Apart from the absence of independent and concurrent population-based data from China with which to recalibrate the Framingham risk equation, there are other limitations to these analyses. The use of ICD codes (rather than independent adjudication) and differences in the ascertainment and definition of outcomes may have influenced the comparisons, although the effects of any misclassification are likely to be small given that all fatal and non-fatal cardiovascular events were included. The restricted number of variables used in the low-information approach could also be a limitation, when further key cardiovascular risk factors, such as diabetes status, are available for use in prediction. In such cases, the extra variables would have to be used more informally—for example, it has been suggested that a prior diagnosis of diabetes might be treated as equivalent to prior coronary disease in treatment algorithms.^27,28 Further limitations are the relatively few events and the relatively short duration of follow-up in the Chinese cohorts, particularly among women.

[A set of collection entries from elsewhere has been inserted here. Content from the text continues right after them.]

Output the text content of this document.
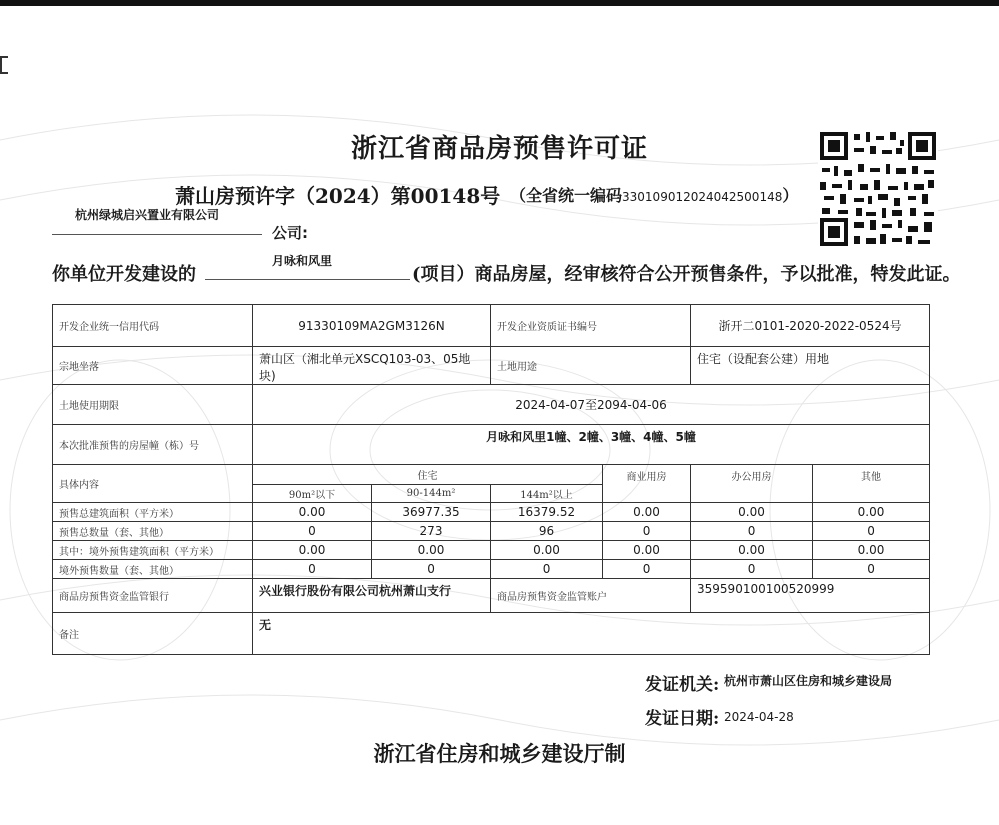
浙江省商品房预售许可证
萧山房预许字（2024）第00148号 （全省统一编码330109012024042500148）
杭州绿城启兴置业有限公司
公司:
月咏和风里
你单位开发建设的	(项目）商品房屋，经审核符合公开预售条件，予以批准，特发此证。
开发企业统一信用代码	91330109MA2GM3126N		开发企业资质证书编号		浙开二0101-2020-2022-0524号	
宗地坐落	萧山区（湘北单元XSCQ103-03、05地块)		土地用途		住宅（设配套公建）用地	
土地使用期限	2024-04-07至2094-04-06					
本次批准预售的房屋幢（栋）号	月咏和风里1幢、2幢、3幢、4幢、5幢					
具体内容	住宅			商业用房	办公用房	其他
	90m²以下	90-144m²	144m²以上			
预售总建筑面积（平方米）	0.00	36977.35	16379.52	0.00	0.00	0.00
预售总数量（套、其他）	0	273	96	0	0	0
其中：境外预售建筑面积（平方米）	0.00	0.00	0.00	0.00	0.00	0.00
境外预售数量（套、其他）	0	0	0	0	0	0
商品房预售资金监管银行	兴业银行股份有限公司杭州萧山支行		商品房预售资金监管账户		359590100100520999	
备注	无					
发证机关: 杭州市萧山区住房和城乡建设局
发证日期: 2024-04-28
浙江省住房和城乡建设厅制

Using data from the long-established Framingham Study has several advantages, including the availability of standardised and adjudicated outcomes, and the potential to develop equations for different cardiovascular outcomes. A recalibrated low-information Framingham equation has potential application anywhere in Asia, provided the appropriate local data are available on average survival, free of cardiovascular disease, and mean values of risk factors. This has been illustrated with an example, using contemporary Thai data on risk factors and incidence of disease in Thailand. However, this example also highlights the limitations of such an approach. The Thai cohort study within the APCSC, EGAT, was based on an occupational cohort recruited in 1985. The prevalence data from this study are both outdated and probably biased because of the “healthy worker” effect. Thus, we used an alternative, contemporary, national sample survey. However, the only data available on survival in Thailand were from the EGAT, and its survival rates have questionable generalisability. These are important problems when cohort studies are used to estimate prevalence and to recalibrate survival. Few cohort studies, even in resource-rich countries, use truly nationally representative baseline samples. Cohort studies are almost always “one-off”, whereas administrative systems are designed to be perpetual. Reliable and ongoing national sample surveys on health and surveillance of mortality and morbidity are needed. Although periodic national health surveys are fairly common, surveillance is incomplete or lacking in many Asian countries.

In conclusion, a recalibrated Framingham cardiovascular risk prediction equation performs as accurately as a similar equation developed from Asian cohorts among selected populations from China. Importantly, we have found that low-information equations, including few variables that could be relatively inexpensively measured in low-resource settings, estimated cardiovascular risk in this population with good accuracy. We describe a low-information Framingham cardiovascular risk prediction equation that, with appropriate recalibration to local incidence of cardiovascular disease in particular, is likely to be a reliable tool for the assessment of cardiovascular risk in Asian populations. Although local data are always useful, these findings suggest that establishing costly new cohorts that take many years to mature sufficiently in order to specifically provide country-specific risk prediction equations may not be a priority; rather, developing systems for reliable mortality, morbidity and risk factor surveillance for many of these countries may be a better investment of limited health research funds.